Wer von der E4 in Richtung Osten ausschert, betritt ein Stück Schweden, dessen Straßenkarten sich gelegentlich wie Astrid-Lindgren-Bibliografien lesen. Es ist jene schwedische Region, in der die Kinderbuchautorin ihre eigene glückliche Kindheit erlebte und deren Orte, Landschaften und Menschen in ihre Werke einfließen ließ: Terra Lindgreniensis. Småland heißt das gute Stück Land offiziell - eine Provinz mit doppeltem Boden, überlagert bereits im historischen Sinne. Abwechselnd erhoben dänische und schwedische Könige

Ansprüche auf die Region, was in der Regel so weit ging, dass sich die "sma landen", die "kleinen Länder", aus den Kriegen der beiden Rivalen nach Möglichkeit heraushielten. Und dass sie einmal diese Steuern zahlten und einmal jene - und das wäre eigentlich schon das Stichwort, da doch gerade ein neues Wortfetzengespenst aus dem Kinderbuch-Off auftaucht.

"Kumminalsteuer!"

Es schreit laut "Kumminalsteuer!", und irgendwie wirkt das Wort wie ein Schlag in die Magengrube, weil sich mit ihm ein Zitat verbindet, das ein bisschen von jenem lebenslänglichen Elend weiterreicht, zu dem der verdonnert wird, der die Fertiggerichte, in die er unterwegs seine Plastikzinken versenkt, bereits selbst bezahlen muss. "Große Menschen? Haben nur einen Haufen langweiliger Arbeit und komische Kleider und Hühneraugen und Kumminalsteuern", lautet der ganze Sager dazu. Es sollte nicht das letzte Wort bleiben, das Pippi in ihrer angestammten Heimat hat.

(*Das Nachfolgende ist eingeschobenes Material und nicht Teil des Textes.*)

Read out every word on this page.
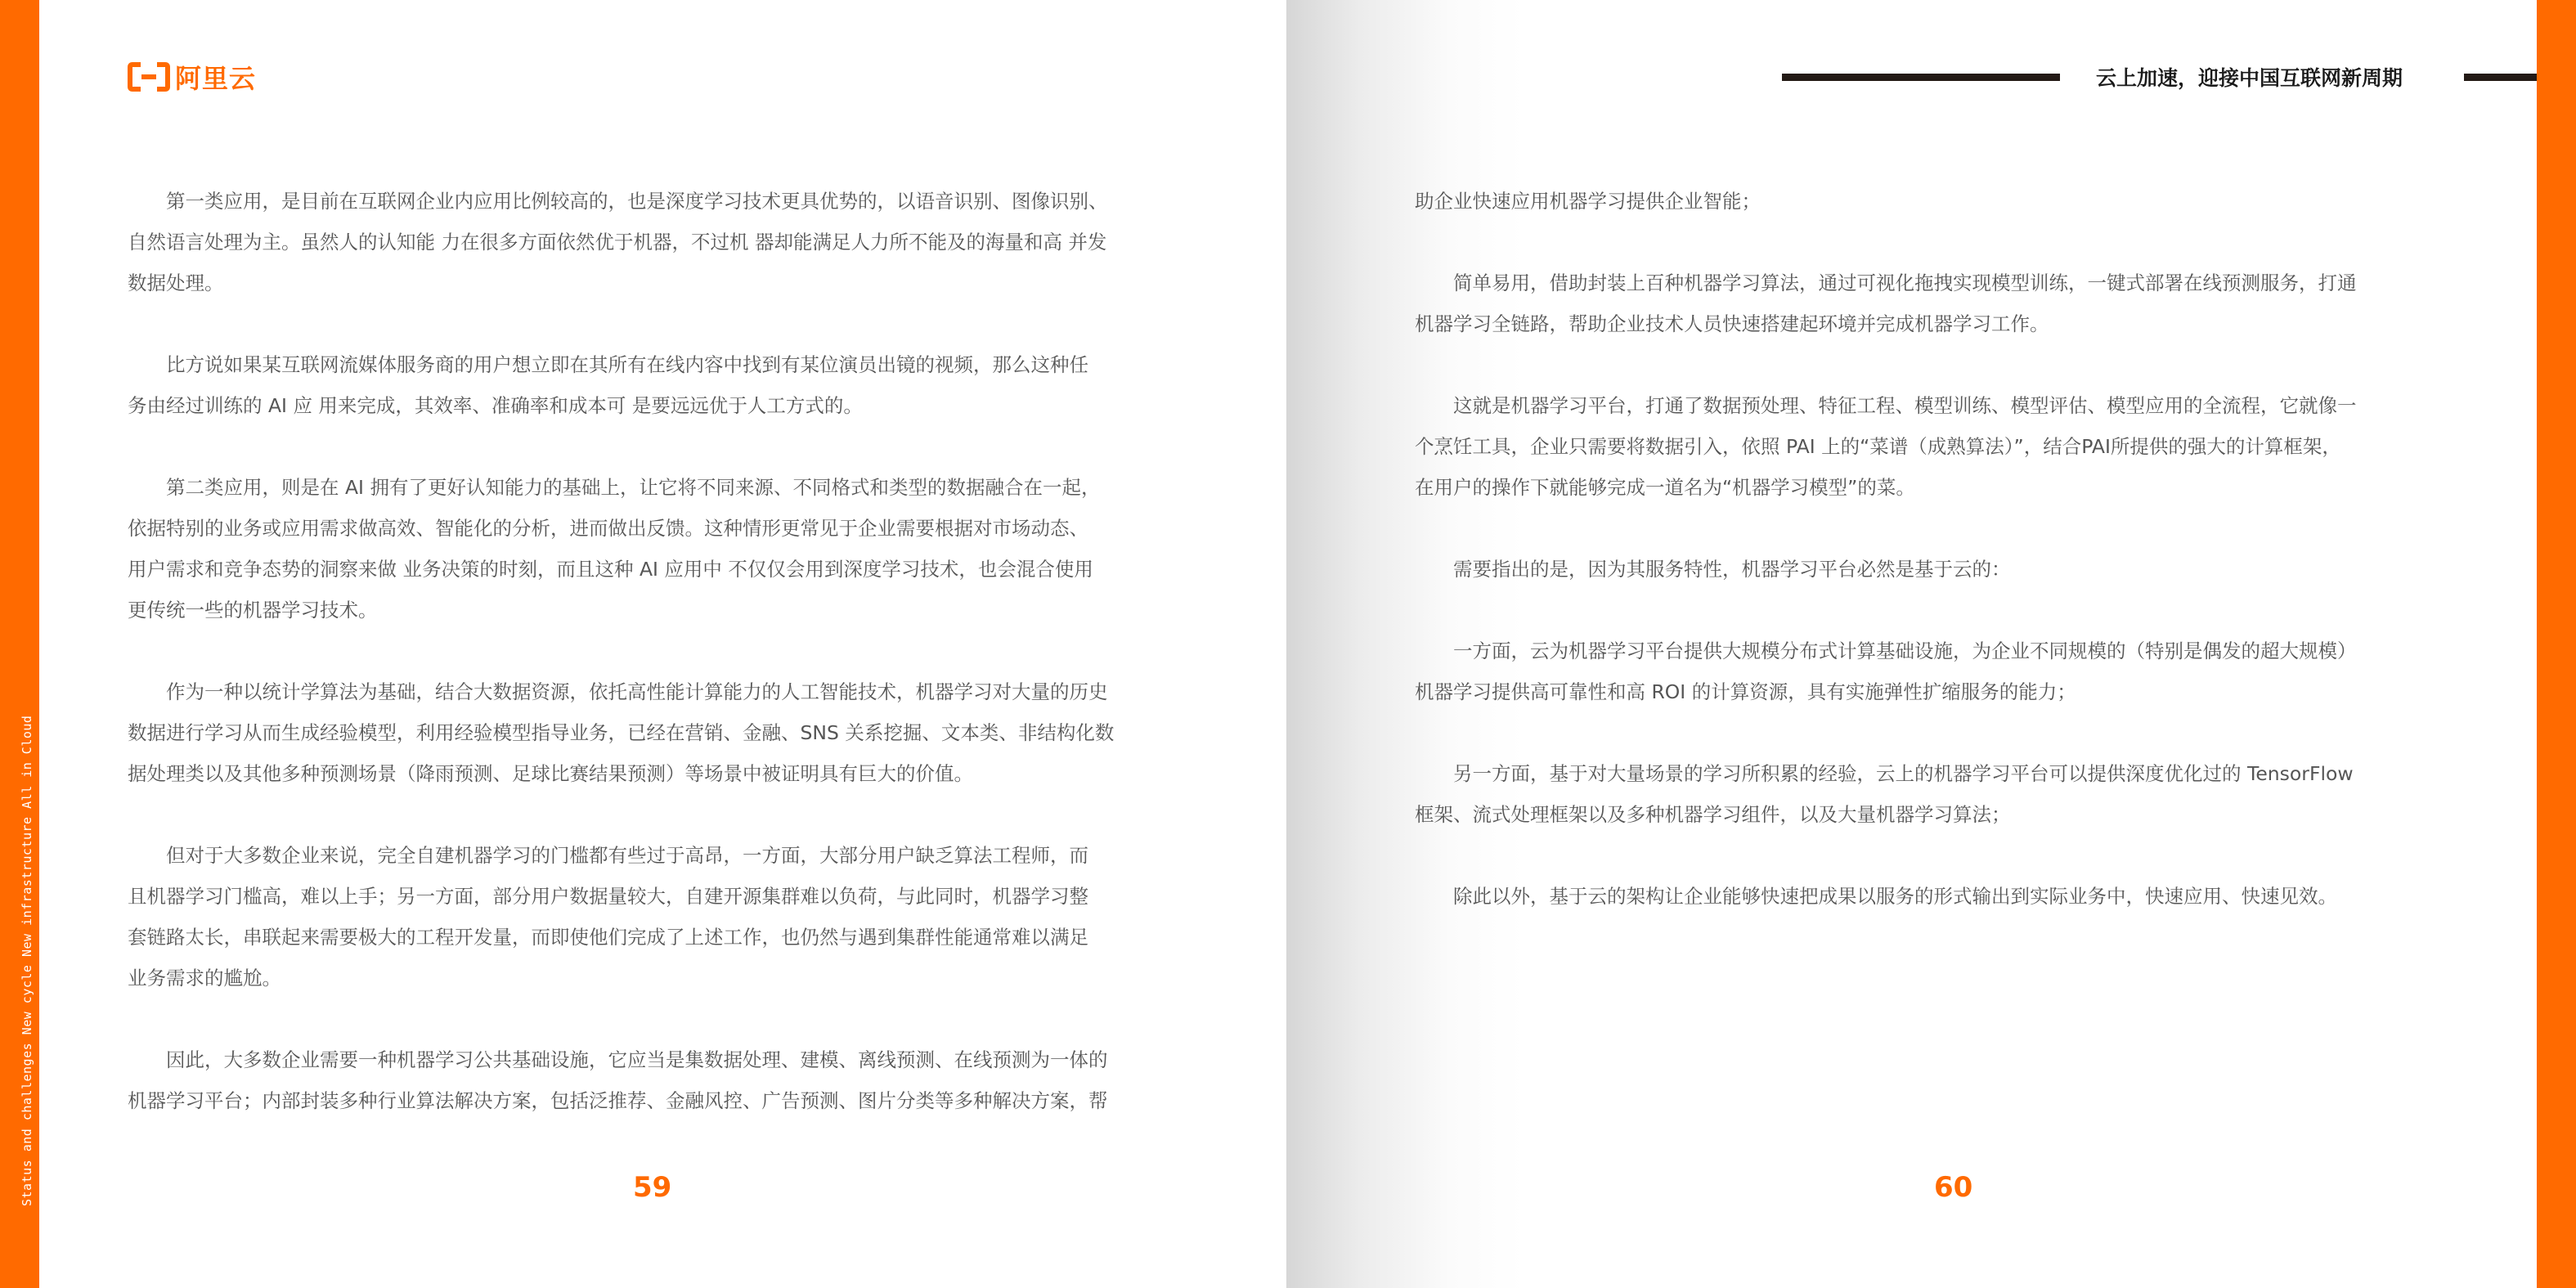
Status and challenges New cycle New infrastructure All in Cloud
阿里云

　　第一类应用，是目前在互联网企业内应用比例较高的，也是深度学习技术更具优势的，以语音识别、图像识别、

自然语言处理为主。虽然人的认知能 力在很多方面依然优于机器，不过机 器却能满足人力所不能及的海量和高 并发

数据处理。

　　比方说如果某互联网流媒体服务商的用户想立即在其所有在线内容中找到有某位演员出镜的视频，那么这种任

务由经过训练的 AI 应 用来完成，其效率、准确率和成本可 是要远远优于人工方式的。

　　第二类应用，则是在 AI 拥有了更好认知能力的基础上，让它将不同来源、不同格式和类型的数据融合在一起，

依据特别的业务或应用需求做高效、智能化的分析，进而做出反馈。这种情形更常见于企业需要根据对市场动态、

用户需求和竞争态势的洞察来做 业务决策的时刻，而且这种 AI 应用中 不仅仅会用到深度学习技术，也会混合使用

更传统一些的机器学习技术。

　　作为一种以统计学算法为基础，结合大数据资源，依托高性能计算能力的人工智能技术，机器学习对大量的历史

数据进行学习从而生成经验模型，利用经验模型指导业务，已经在营销、金融、SNS 关系挖掘、文本类、非结构化数

据处理类以及其他多种预测场景（降雨预测、足球比赛结果预测）等场景中被证明具有巨大的价值。

　　但对于大多数企业来说，完全自建机器学习的门槛都有些过于高昂，一方面，大部分用户缺乏算法工程师，而

且机器学习门槛高，难以上手；另一方面，部分用户数据量较大，自建开源集群难以负荷，与此同时，机器学习整

套链路太长，串联起来需要极大的工程开发量，而即使他们完成了上述工作，也仍然与遇到集群性能通常难以满足

业务需求的尴尬。

　　因此，大多数企业需要一种机器学习公共基础设施，它应当是集数据处理、建模、离线预测、在线预测为一体的

机器学习平台；内部封装多种行业算法解决方案，包括泛推荐、金融风控、广告预测、图片分类等多种解决方案，帮

59
云上加速，迎接中国互联网新周期

助企业快速应用机器学习提供企业智能；

　　简单易用，借助封装上百种机器学习算法，通过可视化拖拽实现模型训练，一键式部署在线预测服务，打通

机器学习全链路，帮助企业技术人员快速搭建起环境并完成机器学习工作。

　　这就是机器学习平台，打通了数据预处理、特征工程、模型训练、模型评估、模型应用的全流程，它就像一

个烹饪工具，企业只需要将数据引入，依照 PAI 上的“菜谱（成熟算法）”，结合PAI所提供的强大的计算框架，

在用户的操作下就能够完成一道名为“机器学习模型”的菜。

　　需要指出的是，因为其服务特性，机器学习平台必然是基于云的：

　　一方面，云为机器学习平台提供大规模分布式计算基础设施，为企业不同规模的（特别是偶发的超大规模）

机器学习提供高可靠性和高 ROI 的计算资源，具有实施弹性扩缩服务的能力；

　　另一方面，基于对大量场景的学习所积累的经验，云上的机器学习平台可以提供深度优化过的 TensorFlow

框架、流式处理框架以及多种机器学习组件，以及大量机器学习算法；

　　除此以外，基于云的架构让企业能够快速把成果以服务的形式输出到实际业务中，快速应用、快速见效。

60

Wer in diesem Sommer Småland besucht, kann eine Reihe von Gründen dafür haben: die reizvolle, von Wäldern und Seen gesäumte Gegend etwa, deren Krüppelbirken, Moore und Wollgrasteppiche im Store-Mosse-Nationalpark wie ein versehentlich nach Süden verrutschtes Stück Lappland wirken.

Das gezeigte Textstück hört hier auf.